United Hatzalah volunteer EMT Dan Gildoni was relaxing at home only 80 meters away when he received the emergency alert. He rushed downstairs, jumped on his ambucycle, and raced to the scene. When he arrived he attached a defibrillator and took over compressions. A few seconds later the defibrillator finished analyzing the patient and recommended a shock. Dan administered the shock and then launched into another round of compressions. The situation repeated and Dan administered a second shock. After the third round of compressions, other responders began to arrive.
A mobile intensive care ambulance arrived and the paramedic administered some medication and attached the man to a heart monitor. Shortly thereafter, the man’s pulse returned. Dan helped the ambulance crew load the patient onboard the ambulance to be transported to the hospital.

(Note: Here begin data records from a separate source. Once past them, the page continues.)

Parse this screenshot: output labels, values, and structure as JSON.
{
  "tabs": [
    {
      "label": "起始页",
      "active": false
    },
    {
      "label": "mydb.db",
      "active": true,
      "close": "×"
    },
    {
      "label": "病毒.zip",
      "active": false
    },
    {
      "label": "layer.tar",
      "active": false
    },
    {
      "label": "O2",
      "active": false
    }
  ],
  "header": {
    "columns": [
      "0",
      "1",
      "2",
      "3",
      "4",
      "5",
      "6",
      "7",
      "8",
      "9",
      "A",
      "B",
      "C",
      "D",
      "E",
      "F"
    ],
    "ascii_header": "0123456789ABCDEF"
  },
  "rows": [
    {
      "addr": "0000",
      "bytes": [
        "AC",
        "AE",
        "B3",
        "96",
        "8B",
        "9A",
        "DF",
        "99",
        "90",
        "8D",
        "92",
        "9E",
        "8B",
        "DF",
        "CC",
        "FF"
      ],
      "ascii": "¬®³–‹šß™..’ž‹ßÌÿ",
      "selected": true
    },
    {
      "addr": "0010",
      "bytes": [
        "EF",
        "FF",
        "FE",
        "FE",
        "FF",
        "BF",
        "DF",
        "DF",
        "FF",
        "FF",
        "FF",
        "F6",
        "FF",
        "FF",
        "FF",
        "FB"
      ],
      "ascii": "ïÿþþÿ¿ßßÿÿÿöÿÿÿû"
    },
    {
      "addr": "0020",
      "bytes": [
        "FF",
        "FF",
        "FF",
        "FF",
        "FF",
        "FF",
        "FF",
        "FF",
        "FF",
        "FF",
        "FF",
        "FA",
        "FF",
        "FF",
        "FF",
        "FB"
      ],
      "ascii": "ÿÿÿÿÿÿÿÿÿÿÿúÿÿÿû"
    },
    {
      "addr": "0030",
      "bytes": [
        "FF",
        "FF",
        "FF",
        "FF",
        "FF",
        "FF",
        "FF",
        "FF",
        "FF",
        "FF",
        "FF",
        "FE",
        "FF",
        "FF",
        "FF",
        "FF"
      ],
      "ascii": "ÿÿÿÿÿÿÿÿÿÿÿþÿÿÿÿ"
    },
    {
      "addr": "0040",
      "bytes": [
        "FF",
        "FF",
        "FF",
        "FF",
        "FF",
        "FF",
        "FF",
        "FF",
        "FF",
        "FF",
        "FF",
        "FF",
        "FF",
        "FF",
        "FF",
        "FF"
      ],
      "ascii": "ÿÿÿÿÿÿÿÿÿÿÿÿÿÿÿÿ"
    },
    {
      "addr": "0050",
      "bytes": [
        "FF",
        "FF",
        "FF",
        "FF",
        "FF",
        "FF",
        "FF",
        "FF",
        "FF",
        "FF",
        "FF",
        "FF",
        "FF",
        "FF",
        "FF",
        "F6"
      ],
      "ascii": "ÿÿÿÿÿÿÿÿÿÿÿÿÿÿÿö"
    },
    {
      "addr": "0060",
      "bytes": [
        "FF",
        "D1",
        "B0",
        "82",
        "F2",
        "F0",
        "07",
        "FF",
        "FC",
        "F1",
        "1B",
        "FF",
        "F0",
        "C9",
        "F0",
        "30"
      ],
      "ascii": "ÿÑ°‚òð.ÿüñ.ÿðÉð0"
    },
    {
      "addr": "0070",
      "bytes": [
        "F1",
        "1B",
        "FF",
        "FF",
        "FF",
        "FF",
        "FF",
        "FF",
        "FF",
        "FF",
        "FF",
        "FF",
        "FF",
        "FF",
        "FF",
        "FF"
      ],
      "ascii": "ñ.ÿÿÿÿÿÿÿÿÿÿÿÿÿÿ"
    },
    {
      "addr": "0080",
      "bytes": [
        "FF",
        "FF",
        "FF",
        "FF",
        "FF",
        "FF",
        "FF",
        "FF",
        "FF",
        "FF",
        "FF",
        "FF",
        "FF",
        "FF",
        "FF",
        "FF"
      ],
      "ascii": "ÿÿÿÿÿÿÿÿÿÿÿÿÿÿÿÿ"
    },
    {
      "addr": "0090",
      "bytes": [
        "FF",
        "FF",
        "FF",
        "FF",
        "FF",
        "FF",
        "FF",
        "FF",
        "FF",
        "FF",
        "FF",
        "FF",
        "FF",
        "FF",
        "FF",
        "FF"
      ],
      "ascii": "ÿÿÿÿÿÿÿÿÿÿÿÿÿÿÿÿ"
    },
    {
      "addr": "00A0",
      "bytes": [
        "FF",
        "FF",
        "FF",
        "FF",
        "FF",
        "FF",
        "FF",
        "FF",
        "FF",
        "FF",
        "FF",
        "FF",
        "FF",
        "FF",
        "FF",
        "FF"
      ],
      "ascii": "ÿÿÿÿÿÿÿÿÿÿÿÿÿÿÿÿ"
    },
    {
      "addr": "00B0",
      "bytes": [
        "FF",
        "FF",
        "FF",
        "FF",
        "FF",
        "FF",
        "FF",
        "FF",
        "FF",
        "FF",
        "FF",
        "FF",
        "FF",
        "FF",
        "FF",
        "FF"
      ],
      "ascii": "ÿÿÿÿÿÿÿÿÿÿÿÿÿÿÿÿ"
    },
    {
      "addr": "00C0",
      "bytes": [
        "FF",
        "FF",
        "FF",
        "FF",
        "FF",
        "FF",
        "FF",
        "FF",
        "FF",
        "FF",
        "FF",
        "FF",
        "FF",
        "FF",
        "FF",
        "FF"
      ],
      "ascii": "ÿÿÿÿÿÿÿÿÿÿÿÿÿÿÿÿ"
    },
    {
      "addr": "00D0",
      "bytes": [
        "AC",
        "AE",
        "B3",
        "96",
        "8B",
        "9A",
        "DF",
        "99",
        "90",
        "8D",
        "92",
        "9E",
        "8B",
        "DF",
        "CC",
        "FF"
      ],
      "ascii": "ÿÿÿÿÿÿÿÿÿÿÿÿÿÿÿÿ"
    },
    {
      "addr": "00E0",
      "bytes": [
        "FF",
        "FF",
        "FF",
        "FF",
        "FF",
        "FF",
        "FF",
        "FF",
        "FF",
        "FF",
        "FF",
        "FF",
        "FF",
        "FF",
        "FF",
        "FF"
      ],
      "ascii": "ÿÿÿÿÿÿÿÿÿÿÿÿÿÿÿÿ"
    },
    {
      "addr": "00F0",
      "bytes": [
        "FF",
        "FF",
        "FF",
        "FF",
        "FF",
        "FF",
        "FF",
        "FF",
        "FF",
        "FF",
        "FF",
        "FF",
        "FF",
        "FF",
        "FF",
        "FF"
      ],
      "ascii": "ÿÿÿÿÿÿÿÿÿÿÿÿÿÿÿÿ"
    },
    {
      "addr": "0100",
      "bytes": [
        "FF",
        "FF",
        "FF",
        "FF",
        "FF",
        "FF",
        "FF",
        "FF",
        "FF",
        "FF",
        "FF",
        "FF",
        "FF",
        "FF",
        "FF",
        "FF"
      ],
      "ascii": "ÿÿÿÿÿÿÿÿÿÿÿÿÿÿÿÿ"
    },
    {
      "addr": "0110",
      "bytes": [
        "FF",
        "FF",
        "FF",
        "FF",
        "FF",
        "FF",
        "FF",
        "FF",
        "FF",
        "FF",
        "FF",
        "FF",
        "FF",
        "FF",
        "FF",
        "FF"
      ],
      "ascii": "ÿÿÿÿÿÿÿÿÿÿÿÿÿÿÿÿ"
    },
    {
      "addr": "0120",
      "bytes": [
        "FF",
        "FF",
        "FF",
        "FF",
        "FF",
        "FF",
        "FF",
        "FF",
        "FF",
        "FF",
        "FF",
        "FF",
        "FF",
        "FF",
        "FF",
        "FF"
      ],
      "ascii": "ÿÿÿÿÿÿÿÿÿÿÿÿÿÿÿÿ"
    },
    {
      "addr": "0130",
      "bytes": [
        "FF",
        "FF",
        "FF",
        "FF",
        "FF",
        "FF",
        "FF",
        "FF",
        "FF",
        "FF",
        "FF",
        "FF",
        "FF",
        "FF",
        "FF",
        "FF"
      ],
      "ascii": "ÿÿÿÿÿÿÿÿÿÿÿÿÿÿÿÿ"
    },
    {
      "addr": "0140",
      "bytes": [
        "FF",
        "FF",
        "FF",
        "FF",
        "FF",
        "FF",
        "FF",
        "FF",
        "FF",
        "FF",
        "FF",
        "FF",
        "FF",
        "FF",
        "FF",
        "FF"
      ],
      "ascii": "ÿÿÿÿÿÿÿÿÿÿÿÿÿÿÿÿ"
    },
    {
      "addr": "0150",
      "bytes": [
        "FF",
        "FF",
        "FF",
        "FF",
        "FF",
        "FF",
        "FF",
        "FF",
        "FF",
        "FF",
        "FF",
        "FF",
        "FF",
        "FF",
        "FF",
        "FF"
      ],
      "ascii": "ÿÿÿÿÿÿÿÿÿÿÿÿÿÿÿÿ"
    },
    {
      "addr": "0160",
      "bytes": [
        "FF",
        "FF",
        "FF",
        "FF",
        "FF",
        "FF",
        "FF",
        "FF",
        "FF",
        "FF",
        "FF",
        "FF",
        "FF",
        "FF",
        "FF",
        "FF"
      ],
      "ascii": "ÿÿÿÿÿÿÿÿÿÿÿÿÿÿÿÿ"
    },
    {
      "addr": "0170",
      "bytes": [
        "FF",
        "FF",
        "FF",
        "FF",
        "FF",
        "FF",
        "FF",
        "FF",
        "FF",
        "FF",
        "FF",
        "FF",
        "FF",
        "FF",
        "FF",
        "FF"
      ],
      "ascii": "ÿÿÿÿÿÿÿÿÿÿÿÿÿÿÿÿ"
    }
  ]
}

“I only began the process of helping to save this man’s life,” Dan said later. “I don’t know what the outcome will be, but his situation is a lot better now than when I found him. We managed to bring back his pulse and get him breathing again, but he still has a long way to go to make a full recovery, and I wish him a full recovery because that’s the goal of what we do, we want to save people and have them go back to their families and their lives.”
Givatayim, population 61,000, is part of Israel’s densest metropolitan area known as Gush Dan. Named after the two hills on which it stands, Borochov Hill and Kozlovsky Hill (Giv’ah in Hebrew is Hill, Givatayim – two hills), Givatayim was established in 1922 by pioneers of the Second Aliyah. Earlier, in 1917, Kozlovsky Hill saw a bloody battle between the British and Othman armies.
Givatayim is Sister Cities with Chattanooga, Tennessee (possibly because both city and state have so many double-letters – DI).